Some analysts are already starting to see a rise in interest rates in 2015 if economic conditions are thin.
Yellen and colleagues will discuss what kind of economic conditions define the stage for a rise in interest rates. It is necessary that the Fed clearly discuss on this topic in order to more accurately anticipate when it will happen.
Much of the debate about the rise in interest rates depends on the objective of reducing the balance sheet before or after acting to increase the cost of the loan and whether it should respond to the possibility of asset bubbles in some markets.
The natural experience after reppeated bubbles is that the interest rate increase should be performed before any asset explodes.
Fed officials, who will meet on Tuesday and Wednesday, have major disagreements about the answers to these issues and, consequently, on the best long-term plan to raise interest rates.

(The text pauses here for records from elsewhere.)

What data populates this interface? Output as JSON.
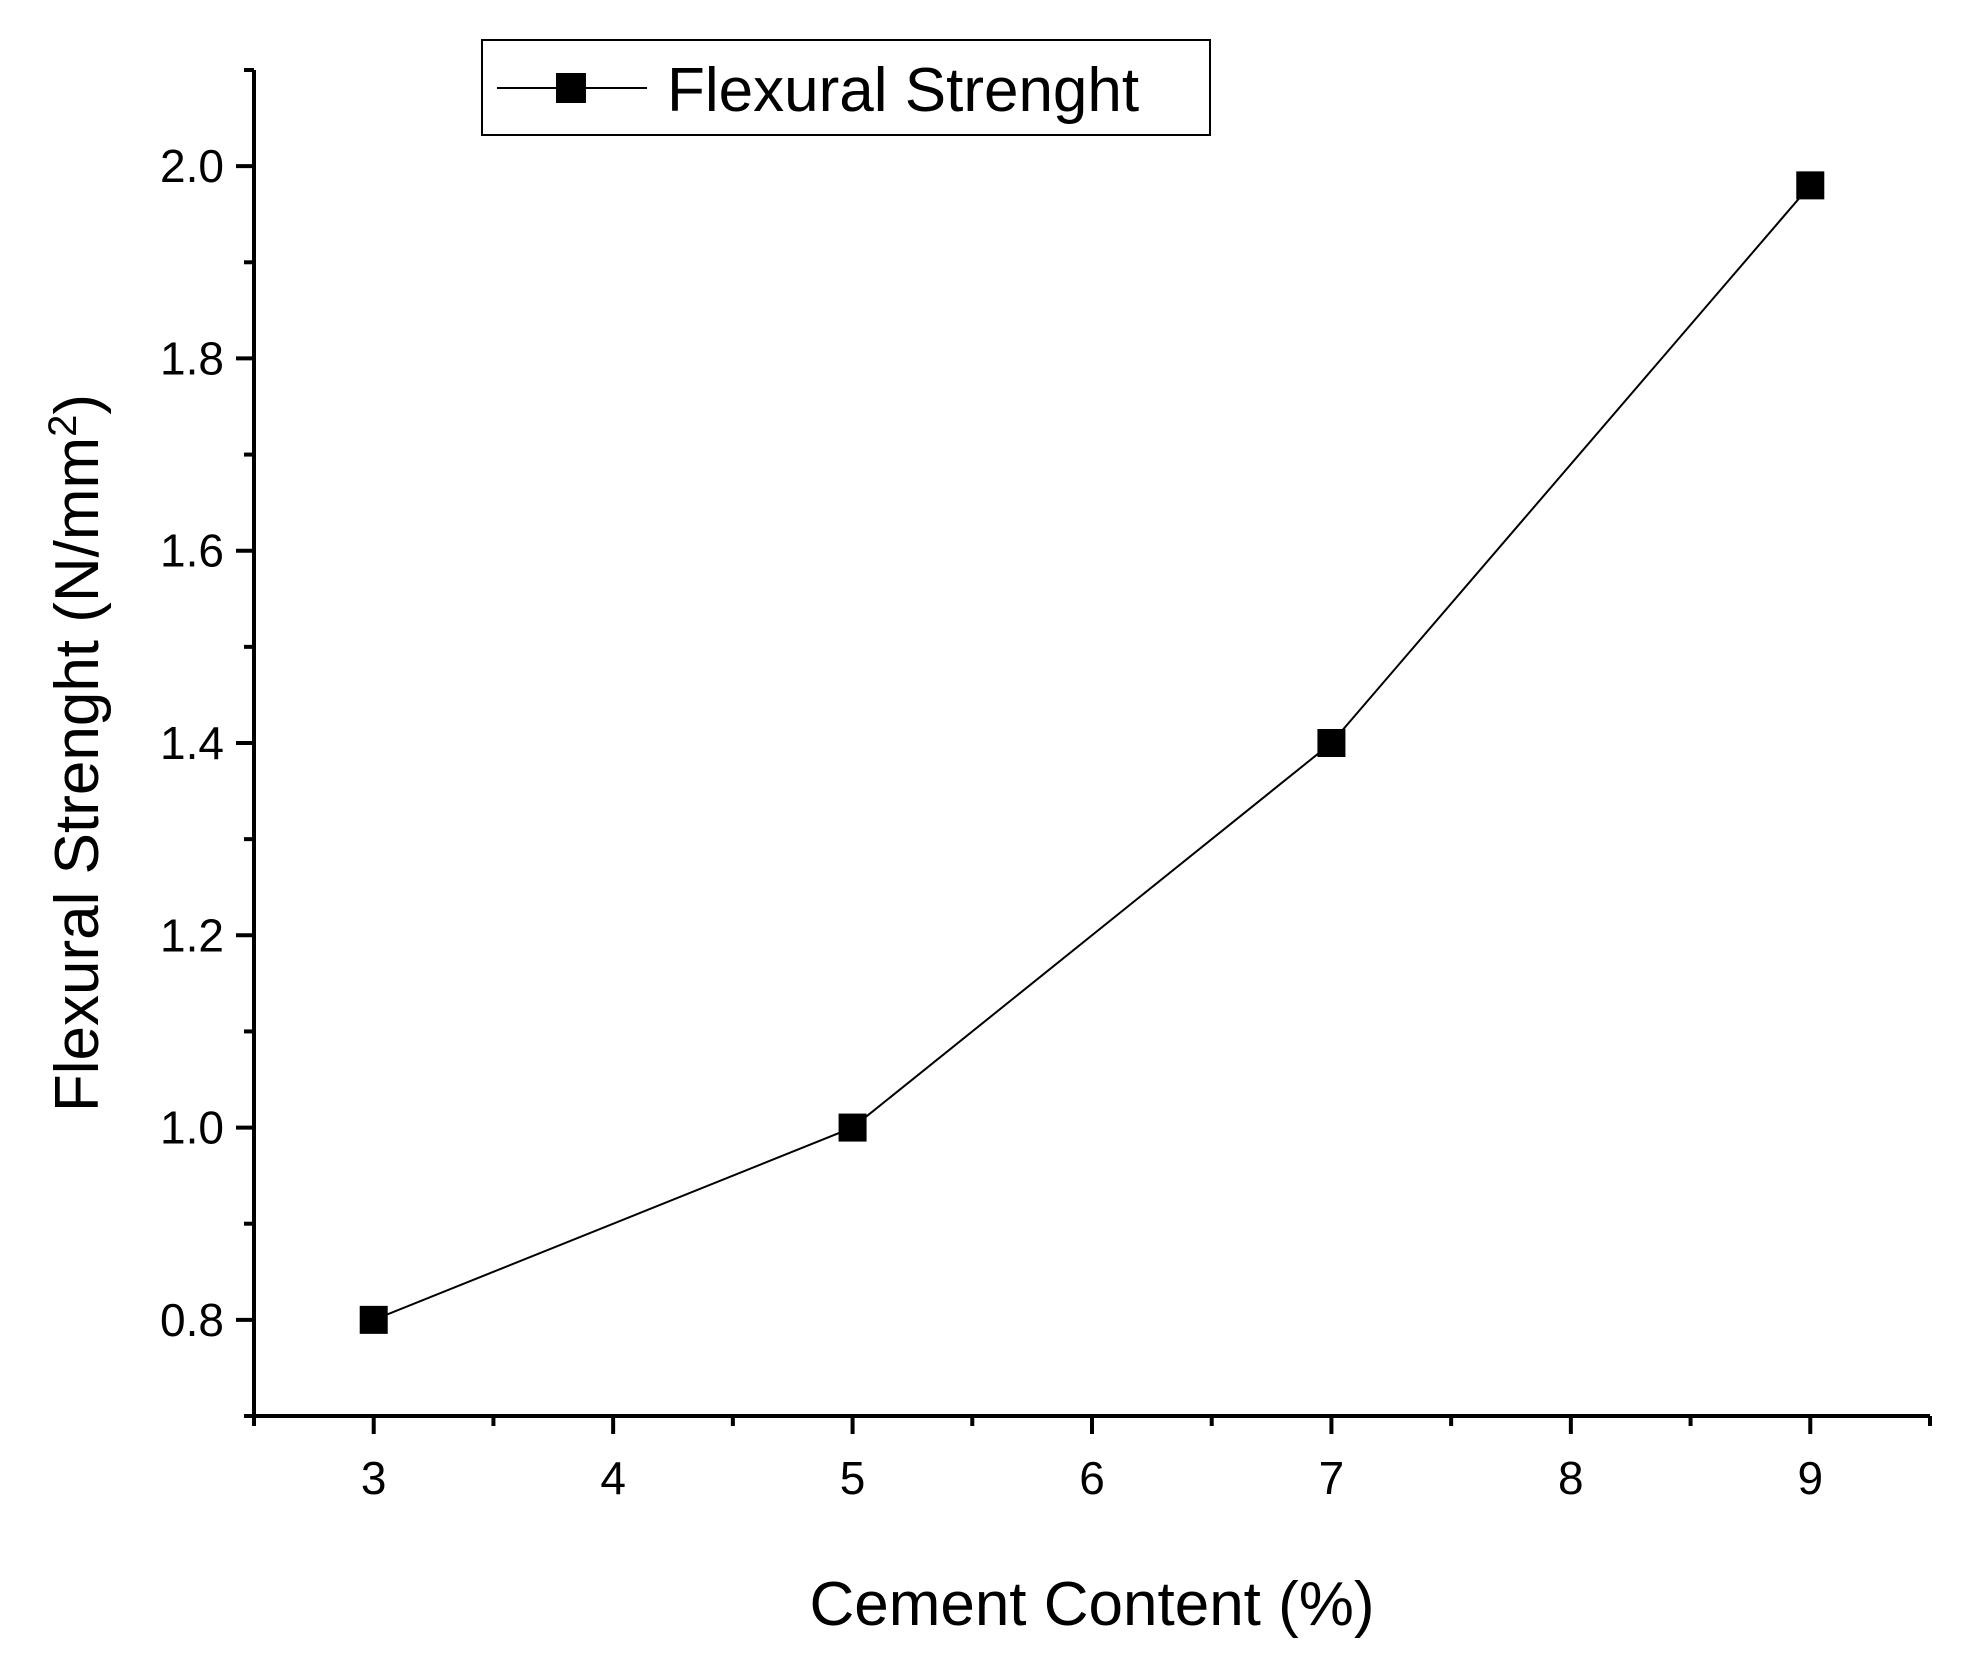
{
  "chart_data": {
    "type": "line",
    "title": "",
    "xlabel": "Cement Content (%)",
    "ylabel_main": "Flexural Strenght (N/mm",
    "ylabel_sup": "2",
    "ylabel_close": ")",
    "xlim": [
      2.5,
      9.5
    ],
    "ylim": [
      0.7,
      2.1
    ],
    "x_ticks": [
      3,
      4,
      5,
      6,
      7,
      8,
      9
    ],
    "x_tick_labels": [
      "3",
      "4",
      "5",
      "6",
      "7",
      "8",
      "9"
    ],
    "x_minor_ticks": [
      2.5,
      3.5,
      4.5,
      5.5,
      6.5,
      7.5,
      8.5,
      9.5
    ],
    "y_ticks": [
      0.8,
      1.0,
      1.2,
      1.4,
      1.6,
      1.8,
      2.0
    ],
    "y_tick_labels": [
      "0.8",
      "1.0",
      "1.2",
      "1.4",
      "1.6",
      "1.8",
      "2.0"
    ],
    "y_minor_ticks": [
      0.7,
      0.9,
      1.1,
      1.3,
      1.5,
      1.7,
      1.9,
      2.1
    ],
    "grid": false,
    "legend_position": "top-left",
    "series": [
      {
        "name": "Flexural Strenght",
        "marker": "square",
        "color": "#000000",
        "x": [
          3,
          5,
          7,
          9
        ],
        "y": [
          0.8,
          1.0,
          1.4,
          1.98
        ]
      }
    ]
  }
}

However the body is not under pressure, as economic indicators respond in a controlled manner. That’s why members of the Fed have no need to quickly change its monetary policy, and also have time for discussion.

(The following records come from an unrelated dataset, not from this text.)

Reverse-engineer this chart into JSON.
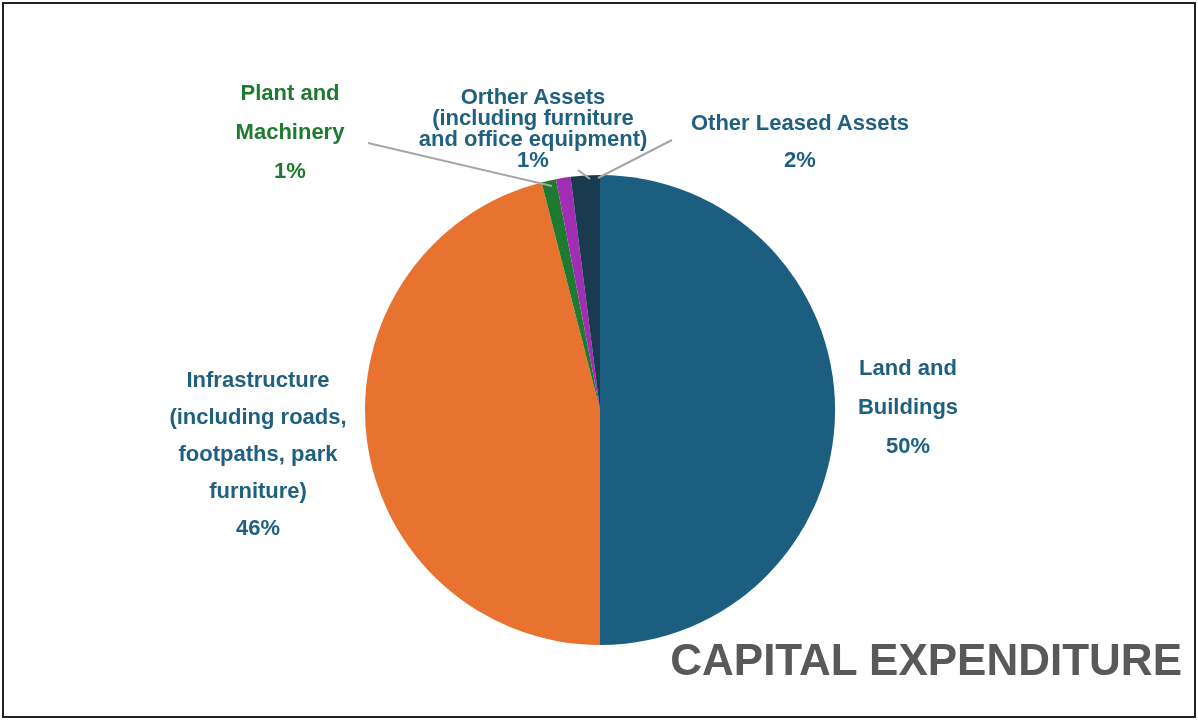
{
  "chart_data": {
    "type": "pie",
    "title": "CAPITAL EXPENDITURE",
    "categories": [
      "Land and Buildings",
      "Infrastructure (including roads, footpaths, park furniture)",
      "Plant and Machinery",
      "Orther Assets (including furniture and office equipment)",
      "Other Leased Assets"
    ],
    "values": [
      50,
      46,
      1,
      1,
      2
    ],
    "colors": [
      "#1b5e80",
      "#e87331",
      "#1e7a2e",
      "#a12db3",
      "#1a3a4f"
    ],
    "value_labels": [
      "50%",
      "46%",
      "1%",
      "1%",
      "2%"
    ]
  }
}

Economic data favor the recovery
Everyone knows that the economic slowdown that occurred earlier this year was the result of the harsh winter.
Furthermore, the low yields of Treasuries and high prices of stocks since the Fed began cutting in January its asset purchases, the market appears strong.

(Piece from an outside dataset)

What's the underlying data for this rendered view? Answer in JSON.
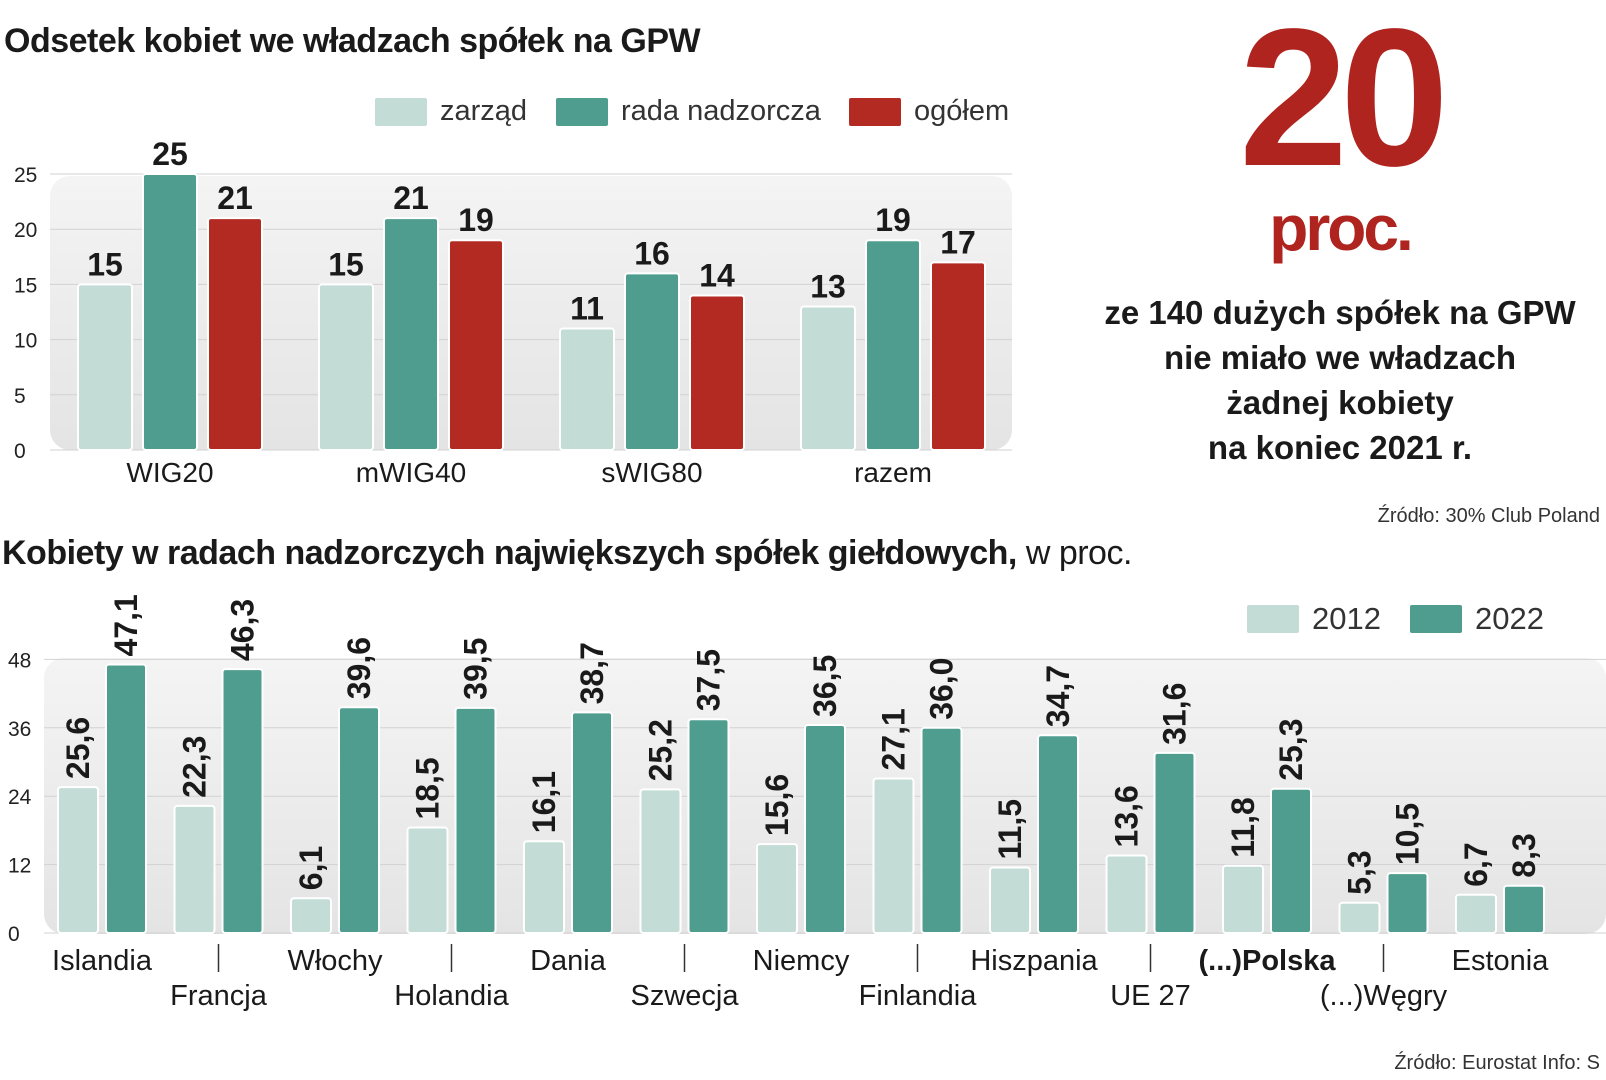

The new bond purchases cut would lower the cost to 45,000 million and would put the Fed midway of its plan to end their quantitative easing program later this year.
But there are some concerns and certain officials have said that is necessary to announce more specifically about the time that interest rates would rise.
For now, investors should not worry too much, but it is important to pay attention to signs that could indicate a rate hike in interest rates. An event of such magnitude could impact whole market and investment decisions.
Real Estate Market sees the light
The number of contracts to buy previously owned homes in the U.S. rose in March for the first time in nine months.
These contracts convert to sales after a month or two, and the rise in March suggests that home resales could rebound in coming months.
Sales took a hit earlier this year after the Federal Reserve signaled that it may soon reduce its economic stimulus, pushing up interest rates.
The grueling winter also avoid that buyers come to the houses, which had an impact on sales.
Sales of existing homes fell in March to the lowest level in more than a year and a half but details of the report suggested that the downward trend in sales is probably exhausted now that inventories of homes grow and first-time homebuyers come to market.
Despite the increase last month, pending home sales fell 7.9 percent compared to March last year.
Thus we see that the sector hardest hit in the U.S. economy continues to recover, and the rest of the indicators are moving in line with that expected by the Fed.